Genuine progress on these issues is being made thanks to the tools being produced by Core Infrastructure that are being used by the Core Cluster and EVE development teams. The nature of the lag problem means that it takes time to diagnose and address the problems, but we have invested significantly in getting the right tools and people to help us identify and improve the situation as fast as possible. Once fixes have been deployed to TQ and we have real evidence that they are making a positive difference to your playing experience, you will see more Dev Blogs detailing the processes and fixes.
So in terms of teams and what we work on, that is the Core Technology Group as it stands right now. You can find some more information here. We will continue to grow proportionately to CCP's development teams and the growing scope of the Carbon framework. We are actively recruiting into the CTG and if you are interested, you can apply at the usual place, the CCP jobs page.

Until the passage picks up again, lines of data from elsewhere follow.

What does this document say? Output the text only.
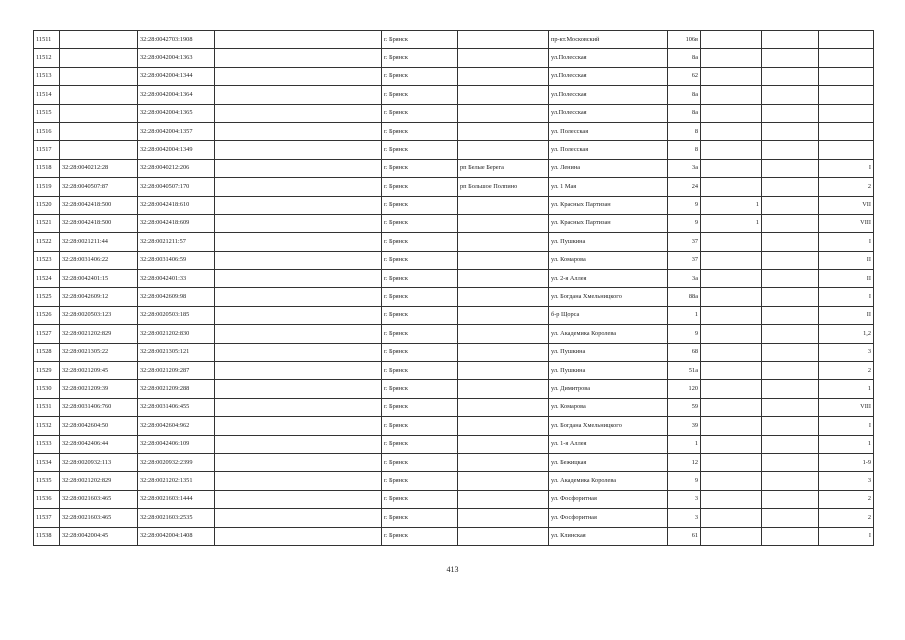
11511		32:28:0042703:1908		г. Брянск		пр-кт.Московский	106в			
11512		32:28:0042004:1363		г. Брянск		ул.Полесская	8а			
11513		32:28:0042004:1344		г. Брянск		ул.Полесская	62			
11514		32:28:0042004:1364		г. Брянск		ул.Полесская	8а			
11515		32:28:0042004:1365		г. Брянск		ул.Полесская	8а			
11516		32:28:0042004:1357		г. Брянск		ул. Полесская	8			
11517		32:28:0042004:1349		г. Брянск		ул. Полесская	8			
11518	32:28:0040212:28	32:28:0040212:206		г. Брянск	рп Белые Берега	ул. Ленина	3а			I
11519	32:28:0040507:87	32:28:0040507:170		г. Брянск	рп Большое Полпино	ул. 1 Мая	24			2
11520	32:28:0042418:500	32:28:0042418:610		г. Брянск		ул. Красных Партизан	9	1		VII
11521	32:28:0042418:500	32:28:0042418:609		г. Брянск		ул. Красных Партизан	9	1		VIII
11522	32:28:0021211:44	32:28:0021211:57		г. Брянск		ул. Пушкина	37			I
11523	32:28:0031406:22	32:28:0031406:59		г. Брянск		ул. Комарова	37			II
11524	32:28:0042401:15	32:28:0042401:33		г. Брянск		ул. 2-я Аллея	3а			II
11525	32:28:0042609:12	32:28:0042609:98		г. Брянск		ул. Богдана Хмельницкого	88а			I
11526	32:28:0020503:123	32:28:0020503:185		г. Брянск		б-р Щорса	1			II
11527	32:28:0021202:829	32:28:0021202:830		г. Брянск		ул. Академика Королева	9			1,2
11528	32:28:0021305:22	32:28:0021305:121		г. Брянск		ул. Пушкина	68			3
11529	32:28:0021209:45	32:28:0021209:287		г. Брянск		ул. Пушкина	51а			2
11530	32:28:0021209:39	32:28:0021209:288		г. Брянск		ул. Димитрова	120			1
11531	32:28:0031406:760	32:28:0031406:455		г. Брянск		ул. Комарова	59			VIII
11532	32:28:0042604:50	32:28:0042604:962		г. Брянск		ул. Богдана Хмельницкого	39			I
11533	32:28:0042406:44	32:28:0042406:109		г. Брянск		ул. 1-я Аллея	1			1
11534	32:28:0020932:113	32:28:0020932:2399		г. Брянск		ул. Бежицкая	12			1-9
11535	32:28:0021202:829	32:28:0021202:1351		г. Брянск		ул. Академика Королева	9			3
11536	32:28:0021603:465	32:28:0021603:1444		г. Брянск		ул. Фосфоритная	3			2
11537	32:28:0021603:465	32:28:0021603:2535		г. Брянск		ул. Фосфоритная	3			2
11538	32:28:0042004:45	32:28:0042004:1408		г. Брянск		ул. Клинская	61			I
413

Now that you hopefully have a bit more clarity on how CCPs Core teams are structured, it is important that you, the EVE players, know that the focus of the Core Technology Group is on supporting EVE and the experience of playing it. Through our Carbon strategy we make sure that all future product development at CCP feeds back into Eve, as they all integrate back to Carbon. We also make sure that CCP has a robust battletested core framework to win our war against the impossible.
Over the last few months I've been working on something very cool that some of you may have heard about; it's a project to rework the guts of the EVE game client to remove the audio and visual aspects of the game. In other words, to slim the client down as much as possible so that it can be considered 'lite' or 'thin'.
And thus the Thin Client(TM) was born!
Click to see the thin client in all its glory...
What can this thin client do?
The basis for the thin client is the very EVE client you use yourselves; it takes that core and extends and overrides parts of it, so that you no longer need to have a sound card (insert generic EVE has sound meme) or a graphics card to run it.
Why should I care?
The thin client requires less system resources than a traditional 'full fat' client. As a result we can run more of them in parallel on one computer. Whereas a (normal?) EVE player might run 2 or maybe 3 accounts simultaneously with a traditional client, it's possible to run many times this number with the thin clients.
The obvious benefit of a client like this is one of scale; we can start up many hundreds of these clients and have them do something, anything.
It now becomes possible to set them up so that we can undertake a controlled, large scale test; you can submit a new change to the code base and retest with the same setup to examine the effects of the code change. The level of control and precision these tests now give us is unprecedented.
Such practices have been used to load test websites for a long time, by repeatedly making requests to websites in an effort to discover the bottlenecks of the system. However, for EVE the closest we have gotten is the mass tests on Singularity that CCP Tanis runs.
The mass tests provide us with valuable data, but they can be very hard to exercise control over, since you are dealing with anywhere from 200 to 500 living breathing EVE players. The thin clients on the other hand are mindless automatons; if we say jump off a cliff, they will, metaphorically, go straight for the edge.
Ok, but what does this actually mean for me?
The thin clients themselves aren't any smarter than a normal client. If you start up a normal EVE client it doesn't suddenly start trying to take over the world ala SkyNet (hopefully), and the same is true of the thin client. To bridge this gap we've created a variety of methods through which we can tell the clients what to do: the two methods are internal projects called Orchestrator and the Automaton Project, both of which I'll touch on later.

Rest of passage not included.